The Space of Online Learning Problems

ECML-PKDD Tutorial

11 September 2015

Porto, Portugal

Abstract

Nowadays the rate and volume of information flow are sharply increasing and forcing numerous domains to switch from offline to online information processing. Online learning is a subfield of machine learning providing the intelligence behind many online data processing systems. It has already revolutionized personalization and advertising on the Internet and rapidly penetrates many other domains.

The tutorial will start with an overview of the classical online learning problems - prediction with expert advice, adversarial multiarmed bandits, stochastic multiarmed bandits, and bandits with side information (Cesa-Bianchi and Lugosi, 2006, Bubeck and Cesa-Bianchi, 2012).

Then we will introduce the space of online learning problems (see the figure on the right). The space is spanned by three axes corresponding to three major parameters of online learning problems:

1. The feedback axis, measuring the amount of feedback obtained by the algorithm at every round. We will primarily focus on full information and limited (a.k.a. bandit) feedback.

2. The environmental resistance axis, where we primarily distinguish between i.i.d. (a.k.a. stochastic) and adversarial environments.

3. The structural complexity axis, measuring the structural complexity of a problem. We will primarily focus on stateless problems and problems with side information (state).
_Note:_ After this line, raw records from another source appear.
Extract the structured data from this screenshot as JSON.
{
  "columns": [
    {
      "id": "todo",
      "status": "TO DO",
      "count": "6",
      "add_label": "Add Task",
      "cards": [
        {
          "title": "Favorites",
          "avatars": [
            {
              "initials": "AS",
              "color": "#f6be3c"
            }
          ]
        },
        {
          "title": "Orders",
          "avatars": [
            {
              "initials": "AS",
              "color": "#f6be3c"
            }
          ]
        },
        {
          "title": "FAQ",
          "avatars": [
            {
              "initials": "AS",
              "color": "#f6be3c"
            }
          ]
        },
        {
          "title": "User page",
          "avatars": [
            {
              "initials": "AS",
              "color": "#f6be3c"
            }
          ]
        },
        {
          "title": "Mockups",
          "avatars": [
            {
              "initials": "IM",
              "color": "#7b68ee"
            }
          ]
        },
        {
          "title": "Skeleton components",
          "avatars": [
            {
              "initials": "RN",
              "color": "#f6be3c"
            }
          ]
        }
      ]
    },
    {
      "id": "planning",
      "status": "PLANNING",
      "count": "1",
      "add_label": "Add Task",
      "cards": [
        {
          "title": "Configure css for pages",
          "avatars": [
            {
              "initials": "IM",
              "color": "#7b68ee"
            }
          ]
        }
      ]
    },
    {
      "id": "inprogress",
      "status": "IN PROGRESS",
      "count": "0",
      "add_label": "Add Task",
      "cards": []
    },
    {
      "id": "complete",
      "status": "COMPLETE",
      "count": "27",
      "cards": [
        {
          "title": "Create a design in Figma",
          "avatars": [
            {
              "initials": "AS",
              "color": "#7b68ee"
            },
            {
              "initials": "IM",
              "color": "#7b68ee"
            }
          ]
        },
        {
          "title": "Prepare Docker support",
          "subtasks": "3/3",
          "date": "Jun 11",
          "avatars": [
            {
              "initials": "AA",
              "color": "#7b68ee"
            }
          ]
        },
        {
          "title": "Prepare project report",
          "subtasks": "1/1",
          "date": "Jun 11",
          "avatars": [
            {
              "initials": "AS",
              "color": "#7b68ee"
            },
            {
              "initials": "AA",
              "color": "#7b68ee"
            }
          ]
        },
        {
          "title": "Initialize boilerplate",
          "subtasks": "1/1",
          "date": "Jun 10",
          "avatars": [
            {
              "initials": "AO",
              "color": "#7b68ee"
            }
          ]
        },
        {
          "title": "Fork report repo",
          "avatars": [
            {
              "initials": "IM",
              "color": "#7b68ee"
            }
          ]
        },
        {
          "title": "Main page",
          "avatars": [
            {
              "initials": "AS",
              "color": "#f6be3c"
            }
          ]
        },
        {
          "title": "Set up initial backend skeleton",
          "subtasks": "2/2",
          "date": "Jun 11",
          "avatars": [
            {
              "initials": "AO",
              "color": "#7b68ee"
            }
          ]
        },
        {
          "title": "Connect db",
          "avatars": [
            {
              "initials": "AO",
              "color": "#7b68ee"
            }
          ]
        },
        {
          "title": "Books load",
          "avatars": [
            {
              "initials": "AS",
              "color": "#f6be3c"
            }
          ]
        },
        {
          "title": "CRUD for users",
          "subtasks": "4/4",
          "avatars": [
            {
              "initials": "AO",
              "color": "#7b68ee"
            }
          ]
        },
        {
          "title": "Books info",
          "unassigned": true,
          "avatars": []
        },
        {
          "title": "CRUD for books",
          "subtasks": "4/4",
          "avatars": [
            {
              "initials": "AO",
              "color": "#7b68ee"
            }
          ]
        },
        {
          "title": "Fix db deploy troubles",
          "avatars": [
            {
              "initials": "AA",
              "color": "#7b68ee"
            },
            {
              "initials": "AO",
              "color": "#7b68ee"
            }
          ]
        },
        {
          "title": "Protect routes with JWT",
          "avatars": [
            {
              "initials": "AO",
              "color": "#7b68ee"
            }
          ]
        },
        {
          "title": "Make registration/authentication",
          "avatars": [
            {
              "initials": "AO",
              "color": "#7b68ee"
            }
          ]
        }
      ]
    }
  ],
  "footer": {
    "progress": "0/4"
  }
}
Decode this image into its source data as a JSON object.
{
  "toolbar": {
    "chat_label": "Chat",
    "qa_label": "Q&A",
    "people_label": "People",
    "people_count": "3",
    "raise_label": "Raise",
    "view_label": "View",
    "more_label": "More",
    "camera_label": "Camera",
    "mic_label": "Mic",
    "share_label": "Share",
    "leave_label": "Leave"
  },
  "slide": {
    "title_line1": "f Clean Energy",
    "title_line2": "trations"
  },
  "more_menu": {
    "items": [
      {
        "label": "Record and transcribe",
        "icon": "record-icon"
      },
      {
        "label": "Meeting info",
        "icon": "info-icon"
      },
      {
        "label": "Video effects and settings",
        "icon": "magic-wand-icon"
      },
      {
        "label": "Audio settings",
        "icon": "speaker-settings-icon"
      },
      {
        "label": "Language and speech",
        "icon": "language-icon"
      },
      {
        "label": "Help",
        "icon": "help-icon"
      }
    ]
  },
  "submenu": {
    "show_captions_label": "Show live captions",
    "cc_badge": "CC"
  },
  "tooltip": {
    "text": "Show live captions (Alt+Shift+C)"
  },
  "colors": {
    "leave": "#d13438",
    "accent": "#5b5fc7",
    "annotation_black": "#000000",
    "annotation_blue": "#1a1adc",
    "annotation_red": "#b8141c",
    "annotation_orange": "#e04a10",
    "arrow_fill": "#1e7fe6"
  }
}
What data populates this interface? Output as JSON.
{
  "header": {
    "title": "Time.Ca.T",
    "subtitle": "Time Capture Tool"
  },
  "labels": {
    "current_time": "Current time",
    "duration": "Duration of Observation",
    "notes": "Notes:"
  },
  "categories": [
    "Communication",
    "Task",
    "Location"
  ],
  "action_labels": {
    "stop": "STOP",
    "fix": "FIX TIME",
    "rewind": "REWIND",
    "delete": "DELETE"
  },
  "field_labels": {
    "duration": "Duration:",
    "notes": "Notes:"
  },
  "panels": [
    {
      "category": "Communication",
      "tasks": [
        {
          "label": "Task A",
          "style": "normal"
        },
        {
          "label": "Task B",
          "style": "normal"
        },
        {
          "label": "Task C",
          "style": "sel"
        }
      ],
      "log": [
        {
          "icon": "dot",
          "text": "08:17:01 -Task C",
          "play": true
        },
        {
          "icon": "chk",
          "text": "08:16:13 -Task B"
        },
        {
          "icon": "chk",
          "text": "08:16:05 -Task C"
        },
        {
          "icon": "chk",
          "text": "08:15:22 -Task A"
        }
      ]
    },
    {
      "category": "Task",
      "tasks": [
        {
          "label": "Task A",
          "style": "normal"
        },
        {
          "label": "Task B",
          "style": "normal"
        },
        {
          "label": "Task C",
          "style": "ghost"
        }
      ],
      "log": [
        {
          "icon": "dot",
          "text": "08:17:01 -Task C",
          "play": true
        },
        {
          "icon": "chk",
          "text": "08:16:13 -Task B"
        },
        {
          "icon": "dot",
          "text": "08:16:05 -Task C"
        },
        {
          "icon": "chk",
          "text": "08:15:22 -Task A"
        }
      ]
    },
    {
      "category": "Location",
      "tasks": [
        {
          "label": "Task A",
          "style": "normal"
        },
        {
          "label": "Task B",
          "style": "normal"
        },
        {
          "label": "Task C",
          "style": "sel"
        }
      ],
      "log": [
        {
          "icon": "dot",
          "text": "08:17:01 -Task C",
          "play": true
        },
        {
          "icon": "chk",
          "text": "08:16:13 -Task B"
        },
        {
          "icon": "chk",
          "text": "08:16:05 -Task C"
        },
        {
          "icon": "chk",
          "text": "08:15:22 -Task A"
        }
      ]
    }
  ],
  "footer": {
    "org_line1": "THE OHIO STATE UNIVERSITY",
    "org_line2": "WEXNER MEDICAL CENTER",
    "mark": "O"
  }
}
Most of the classical results in online learning correspond to isolated points in the space of online learning problems. For example, prediction with expert advice, adversarial multiarmed bandits, and stochastic multiarmed bandits correspond to the three red crosses on the figure (in clockwise direction). In the second part of the tutorial we will describe a number of new algorithms that solve ranges of problems in the space of online learning problems (illustrated by dashed lines on the figure). The results include algorithms that interpolate between full information and bandit feedback (Mannor and Shamir, 2011, Alon et al., 2013, Seldin et al., 2014, Kale, 2014); algorithms that interpolate between adversarial and i.i.d. (or in some other sense “sub-adversarial”) environments in the full information (Gaillard et al., 2014, Koolen et al., 2014, Wintenberger, 2015) and in the bandit setting (Bubeck and Slivkins, 2012, Seldin and Slivkins, 2014); and algorithms that interpolate between stateless bandits and bandits with side information (Seldin et al.,2011). These results open a new era in online learning research, where the researchers progress from studying isolated points in the space of online learning problems to studying ranges of problems.